The two biggest complaints against using them is that they can be difficult to put on and off until you really get the hang of it. If you think this might be an issue for you, our buying guide contains a very simple one action gaiter that works great. The other complaint is that it’s an additional piece of equipment to keep track of (aka, lose). Depending on how long your runs are and if you carry a pack or not, keep in mind that you may want to remove them once you don’t need them.

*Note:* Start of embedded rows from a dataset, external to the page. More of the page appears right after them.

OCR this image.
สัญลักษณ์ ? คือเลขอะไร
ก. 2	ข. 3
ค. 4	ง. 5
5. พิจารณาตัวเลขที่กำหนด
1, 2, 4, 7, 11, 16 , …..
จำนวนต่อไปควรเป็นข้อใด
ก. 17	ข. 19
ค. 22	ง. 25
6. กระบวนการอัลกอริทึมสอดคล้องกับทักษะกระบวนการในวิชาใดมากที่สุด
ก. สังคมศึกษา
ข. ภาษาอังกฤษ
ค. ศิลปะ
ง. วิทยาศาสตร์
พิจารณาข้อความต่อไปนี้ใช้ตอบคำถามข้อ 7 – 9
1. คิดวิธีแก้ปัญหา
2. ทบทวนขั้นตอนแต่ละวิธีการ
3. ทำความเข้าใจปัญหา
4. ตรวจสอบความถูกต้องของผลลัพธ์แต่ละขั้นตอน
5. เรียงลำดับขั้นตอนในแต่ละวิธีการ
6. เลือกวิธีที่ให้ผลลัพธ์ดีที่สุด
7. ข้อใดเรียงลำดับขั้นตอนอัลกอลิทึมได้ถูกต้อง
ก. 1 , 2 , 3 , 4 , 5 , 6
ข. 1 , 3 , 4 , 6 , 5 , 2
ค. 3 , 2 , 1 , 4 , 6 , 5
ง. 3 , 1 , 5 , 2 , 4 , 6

Overall, trail runners agree that the pros far outweigh the cons when it comes to using gaiters and some consider them to be an essential piece of equipment and won’t hit the trail without them.

 

We hope that we’ve provided you with important information to consider when selecting your gaiter, and again want to emphasis just how important they can be. Testers found that when dealing with messy and debris filled trails, they can make all the difference in the world. Additionally, we have also included some frequently asked questions that trail runners have regarding using gaiters.

 

Q: I run using rain pants in the city, no trails at all. My shoes and socks still get wet. Are gaiters a possible solution?

 

A: They are a definite solution. It’s a good point to make that these can be used for running in the rain. They will keep your feet and socks nice and dry while protecting the investment you made in your running shoes. Pro tip: go for a low gaiter and wear them under your rain pants, not over. This will create a better waterproof seal.

 

Q: What’s the best fabric to consider when selecting a waterproof gaiter?

 

A: Gore-Tex is still the name to be trusted in waterproofing that also gives great breathability. That being said, gaiters with water repellent sprayed on also work well, but must be cleaned more often.

 

Q: What type of maintenance is required when owning a pair of gaiters?

 

A: Not a whole lot, make sure you air dry them over night and keep them free of any dust and debris that can negatively affect the breathability of the fabric.

 

Q: Can I use my trail gaiters when I go hiking in the woods?

 

A: Most people wouldn’t. In the woods you will be dealing with high weeds and brush. Hiking gaiters are taller and thinker to give you the protection that you need. Likewise, you wouldn’t want to run in hiking gaiters.

 

Q: My trail shoes have an integrated gaiter, so I don’t really need them.

 

A: Think again. Having a separate gaiter is an additional layer of protection that acts as a first line of defense. This means that you won’t have to dry out your shoes as much and if you have two days of back to back trail running, you’re going to either need another pair of trail running shoes, or wet and uncomfortable feet.